U.S. Federal Reserve on Wednesday lowered interest rates for the second time this year amid growing risks and uncertainties stemming from trade tensions and a global economic slowdown.

The Federal Open Market Committee (FOMC), the Fed's rate-setting body, trimmed the target for the federal funds rate by 25 basis points to a range of 1.75 percent to 2 percent after concluding its two-day policy meeting, following a rate cut in late July that was its first in more than a decade.

Trade policy uncertainty

Despite strong labor market and robust growth in household spending, "business fixed investment and exports have weakened," the FOMC said in a statement.

"On a 12-month basis, overall inflation and inflation for items other than food and energy are running below 2 percent," the central bank's inflation objective, it said.

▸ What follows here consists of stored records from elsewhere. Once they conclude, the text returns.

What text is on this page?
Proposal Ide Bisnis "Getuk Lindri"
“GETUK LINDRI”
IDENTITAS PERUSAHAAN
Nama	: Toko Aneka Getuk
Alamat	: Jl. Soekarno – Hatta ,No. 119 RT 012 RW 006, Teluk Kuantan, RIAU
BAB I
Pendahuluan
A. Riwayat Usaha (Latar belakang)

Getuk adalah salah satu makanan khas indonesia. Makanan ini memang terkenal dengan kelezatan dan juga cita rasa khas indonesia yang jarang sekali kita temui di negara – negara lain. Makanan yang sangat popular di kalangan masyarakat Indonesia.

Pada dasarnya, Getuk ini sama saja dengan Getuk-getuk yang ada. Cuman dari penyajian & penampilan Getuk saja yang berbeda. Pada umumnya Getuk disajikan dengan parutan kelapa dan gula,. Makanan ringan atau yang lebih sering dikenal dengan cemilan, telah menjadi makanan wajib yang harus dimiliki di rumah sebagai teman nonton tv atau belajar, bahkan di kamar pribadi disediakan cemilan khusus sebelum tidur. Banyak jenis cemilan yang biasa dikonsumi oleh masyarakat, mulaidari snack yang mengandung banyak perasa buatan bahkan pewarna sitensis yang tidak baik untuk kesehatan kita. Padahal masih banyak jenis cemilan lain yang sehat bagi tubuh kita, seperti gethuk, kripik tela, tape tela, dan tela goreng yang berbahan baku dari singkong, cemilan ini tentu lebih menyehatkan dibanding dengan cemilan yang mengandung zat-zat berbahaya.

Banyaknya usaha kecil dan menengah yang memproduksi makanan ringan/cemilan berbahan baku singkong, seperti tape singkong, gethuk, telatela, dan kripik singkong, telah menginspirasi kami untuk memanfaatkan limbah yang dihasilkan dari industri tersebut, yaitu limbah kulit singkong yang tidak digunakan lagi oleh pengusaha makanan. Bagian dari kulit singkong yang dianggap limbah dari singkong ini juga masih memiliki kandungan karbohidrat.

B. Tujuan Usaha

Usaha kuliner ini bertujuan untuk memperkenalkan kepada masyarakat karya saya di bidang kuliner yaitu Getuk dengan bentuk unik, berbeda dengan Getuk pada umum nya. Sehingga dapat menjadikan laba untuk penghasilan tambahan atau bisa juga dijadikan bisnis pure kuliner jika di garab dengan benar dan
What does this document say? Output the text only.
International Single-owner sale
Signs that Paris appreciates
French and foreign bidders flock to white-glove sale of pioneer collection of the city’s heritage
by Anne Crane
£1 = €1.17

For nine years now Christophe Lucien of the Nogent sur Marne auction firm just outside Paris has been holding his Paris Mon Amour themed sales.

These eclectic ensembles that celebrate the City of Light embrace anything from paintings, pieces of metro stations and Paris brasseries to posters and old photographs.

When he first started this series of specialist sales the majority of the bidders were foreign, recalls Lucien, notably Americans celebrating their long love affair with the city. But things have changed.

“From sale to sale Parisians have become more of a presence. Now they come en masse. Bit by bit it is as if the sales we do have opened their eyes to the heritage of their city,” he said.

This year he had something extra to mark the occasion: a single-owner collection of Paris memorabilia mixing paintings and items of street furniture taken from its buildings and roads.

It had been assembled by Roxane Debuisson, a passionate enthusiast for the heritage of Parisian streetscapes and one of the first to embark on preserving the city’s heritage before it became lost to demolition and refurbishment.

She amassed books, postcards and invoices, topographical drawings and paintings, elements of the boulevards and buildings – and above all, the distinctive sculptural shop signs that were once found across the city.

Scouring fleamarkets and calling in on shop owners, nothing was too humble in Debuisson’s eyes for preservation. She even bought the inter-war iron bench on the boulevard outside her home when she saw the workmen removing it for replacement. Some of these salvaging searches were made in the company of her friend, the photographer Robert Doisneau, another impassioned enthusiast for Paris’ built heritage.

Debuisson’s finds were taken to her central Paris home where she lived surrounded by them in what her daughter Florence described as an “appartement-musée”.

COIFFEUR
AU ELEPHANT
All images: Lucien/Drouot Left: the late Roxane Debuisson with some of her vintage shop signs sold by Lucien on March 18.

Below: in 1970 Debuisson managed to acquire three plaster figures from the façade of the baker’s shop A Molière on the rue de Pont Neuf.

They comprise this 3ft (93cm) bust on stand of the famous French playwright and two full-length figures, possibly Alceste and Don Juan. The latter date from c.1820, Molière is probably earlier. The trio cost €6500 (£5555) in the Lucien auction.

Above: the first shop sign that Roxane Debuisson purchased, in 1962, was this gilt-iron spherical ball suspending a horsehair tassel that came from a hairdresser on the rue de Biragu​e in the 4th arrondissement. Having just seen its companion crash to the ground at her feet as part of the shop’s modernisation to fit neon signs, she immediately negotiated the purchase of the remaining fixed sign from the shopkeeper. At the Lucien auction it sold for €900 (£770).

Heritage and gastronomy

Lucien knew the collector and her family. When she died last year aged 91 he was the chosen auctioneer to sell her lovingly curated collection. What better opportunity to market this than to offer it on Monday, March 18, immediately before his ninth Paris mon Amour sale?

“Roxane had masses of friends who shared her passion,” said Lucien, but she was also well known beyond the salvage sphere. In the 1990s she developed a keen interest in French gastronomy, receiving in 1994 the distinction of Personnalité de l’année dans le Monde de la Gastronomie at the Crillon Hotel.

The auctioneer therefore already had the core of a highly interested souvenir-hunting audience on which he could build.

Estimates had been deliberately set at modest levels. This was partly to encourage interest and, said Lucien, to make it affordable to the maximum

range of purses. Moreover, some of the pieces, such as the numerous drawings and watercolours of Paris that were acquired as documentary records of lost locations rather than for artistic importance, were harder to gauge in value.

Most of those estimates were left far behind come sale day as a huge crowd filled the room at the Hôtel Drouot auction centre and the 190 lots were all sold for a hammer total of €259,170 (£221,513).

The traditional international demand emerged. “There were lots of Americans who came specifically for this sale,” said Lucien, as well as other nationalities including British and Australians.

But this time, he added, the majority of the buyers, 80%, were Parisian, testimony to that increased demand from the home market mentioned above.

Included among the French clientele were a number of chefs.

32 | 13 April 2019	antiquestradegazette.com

"The main reasons appear to be slower growth abroad and trade policy developments -- two sources of uncertainty that we have been monitoring all year," Fed Chairman Jerome Powell told reporters at a press conference Wednesday afternoon.

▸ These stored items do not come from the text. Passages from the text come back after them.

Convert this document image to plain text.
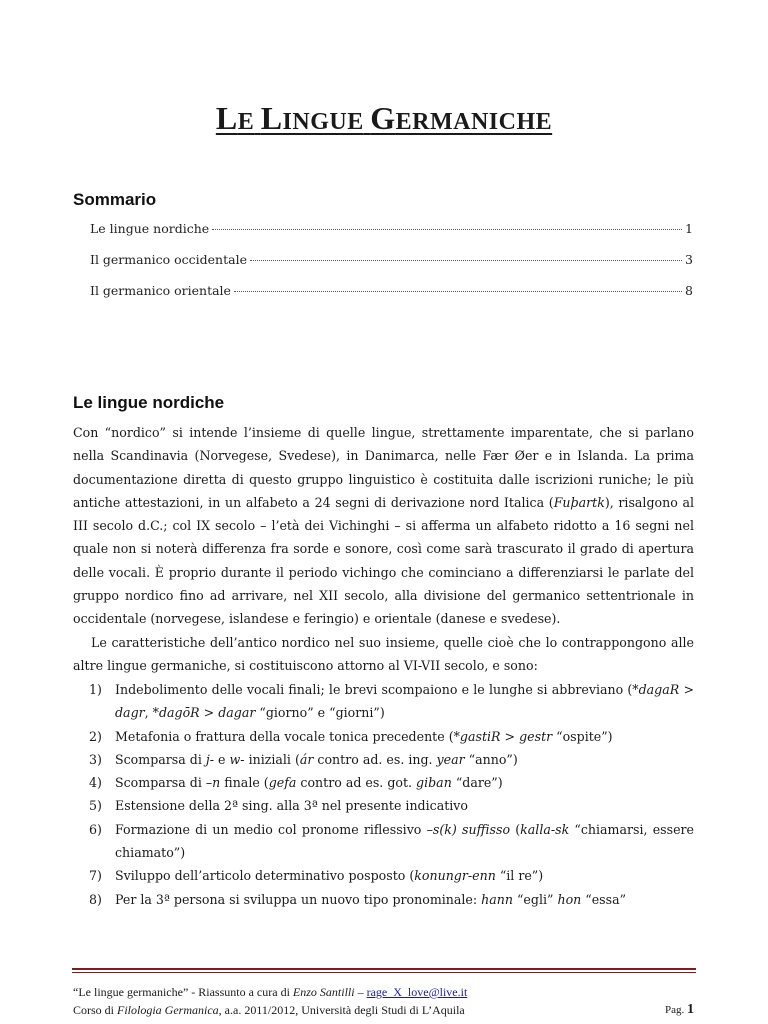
LE LINGUE GERMANICHE
Sommario
Le lingue nordiche	1
Il germanico occidentale	3
Il germanico orientale	8
Le lingue nordiche

Con “nordico” si intende l’insieme di quelle lingue, strettamente imparentate, che si parlano nella Scandinavia (Norvegese, Svedese), in Danimarca, nelle Fær Øer e in Islanda. La prima documentazione diretta di questo gruppo linguistico è costituita dalle iscrizioni runiche; le più antiche attestazioni, in un alfabeto a 24 segni di derivazione nord Italica (Fuþartk), risalgono al III secolo d.C.; col IX secolo – l’età dei Vichinghi – si afferma un alfabeto ridotto a 16 segni nel quale non si noterà differenza fra sorde e sonore, così come sarà trascurato il grado di apertura delle vocali. È proprio durante il periodo vichingo che cominciano a differenziarsi le parlate del gruppo nordico fino ad arrivare, nel XII secolo, alla divisione del germanico settentrionale in occidentale (norvegese, islandese e feringio) e orientale (danese e svedese).

Le caratteristiche dell’antico nordico nel suo insieme, quelle cioè che lo contrappongono alle altre lingue germaniche, si costituiscono attorno al VI-VII secolo, e sono:

1) Indebolimento delle vocali finali; le brevi scompaiono e le lunghe si abbreviano (*dagaR > dagr, *dagōR > dagar “giorno” e “giorni”)
2) Metafonia o frattura della vocale tonica precedente (*gastiR > gestr “ospite”)
3) Scomparsa di j- e w- iniziali (ár contro ad. es. ing. year “anno”)
4) Scomparsa di –n finale (gefa contro ad es. got. giban “dare”)
5) Estensione della 2ª sing. alla 3ª nel presente indicativo
6) Formazione di un medio col pronome riflessivo –s(k) suffisso (kalla-sk “chiamarsi, essere chiamato”)
7) Sviluppo dell’articolo determinativo posposto (konungr-enn “il re”)
8) Per la 3ª persona si sviluppa un nuovo tipo pronominale: hann “egli” hon “essa”
“Le lingue germaniche” - Riassunto a cura di Enzo Santilli – rage_X_love@live.it
Corso di Filologia Germanica, a.a. 2011/2012, Università degli Studi di L’Aquila	Pag. 1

"Trade policy tensions have waxed and waned, and elevated uncertainty is weighing on U.S. investment and exports," said the U.S. central bank chief, who also noted that monetary policy can counteract weakness to some extent, but "there's a piece of this that we really can't address."

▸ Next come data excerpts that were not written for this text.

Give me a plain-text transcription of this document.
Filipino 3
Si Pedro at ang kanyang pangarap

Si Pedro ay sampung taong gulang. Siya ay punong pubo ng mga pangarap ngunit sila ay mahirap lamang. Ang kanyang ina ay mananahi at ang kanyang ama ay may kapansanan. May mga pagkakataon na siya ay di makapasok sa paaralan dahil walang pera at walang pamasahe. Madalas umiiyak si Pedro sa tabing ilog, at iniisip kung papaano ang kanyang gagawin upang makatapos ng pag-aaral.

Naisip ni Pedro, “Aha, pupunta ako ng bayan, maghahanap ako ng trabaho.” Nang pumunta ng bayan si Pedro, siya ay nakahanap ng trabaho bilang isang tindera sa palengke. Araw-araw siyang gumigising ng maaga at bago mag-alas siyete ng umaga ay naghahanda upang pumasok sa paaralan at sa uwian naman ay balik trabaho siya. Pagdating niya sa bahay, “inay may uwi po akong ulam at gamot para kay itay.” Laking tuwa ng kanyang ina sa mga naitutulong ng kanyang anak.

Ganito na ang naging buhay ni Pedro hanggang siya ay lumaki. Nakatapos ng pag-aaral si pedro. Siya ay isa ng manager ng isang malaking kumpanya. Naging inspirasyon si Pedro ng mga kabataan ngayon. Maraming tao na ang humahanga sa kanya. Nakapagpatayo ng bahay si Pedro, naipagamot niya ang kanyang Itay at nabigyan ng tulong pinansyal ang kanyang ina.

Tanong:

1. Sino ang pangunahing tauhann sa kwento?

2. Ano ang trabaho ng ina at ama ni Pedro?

"We need to look through what's a pretty volatile situation," said Powell. "That means, not overreacting quickly, it means not underreacting too. That's what we're trying to do."

Bill Dudley, former president of the Federal Reserve Bank of New York, said earlier this month that the central bank needs to be "cautious" that it does not "inadvertently enable the president's trade war with China."

U.S. President Donald Trump again lashed out at the central bank shortly after the rate cut announcement, saying in a tweet that "Jay (Jerome) Powell and the Federal Reserve Fail Again. No 'guts,' no sense, no vision! A terrible communicator!" The president has repeatedly demanded a larger cut.

In response to a question regarding Trump's comment, Powell reaffirmed the central bank's independence. "I assure you that my colleagues and I will continue to conduct monetary policy without regard to political considerations. We're going to use our best judgment based on facts, evidence and objective analysis in pursuing our goals," he said.

Growing divide within Fed

Three of the 10 members of the committee voted against the quarter-point rate cut decision, highlighting growing split among monetary policymakers. "The last time we saw three dissenting votes occurred in September 2016," said Diane Swonk, chief economist at Grant Thornton, a major accounting firm.

As in July, Federal Reserve Bank of Boston President Eric Rosengren, and Kansas City Fed President Esther George "preferred" to maintain the target range for the federal funds rate at the previous level. St. Louis Federal Reserve President James Bullard, meanwhile, demanded a larger cut, by 50 basis points.

When asked about how he viewed the divided opinions, Powell said at the press conference that this is difficult judgement, and such divisions are "nothing but healthy."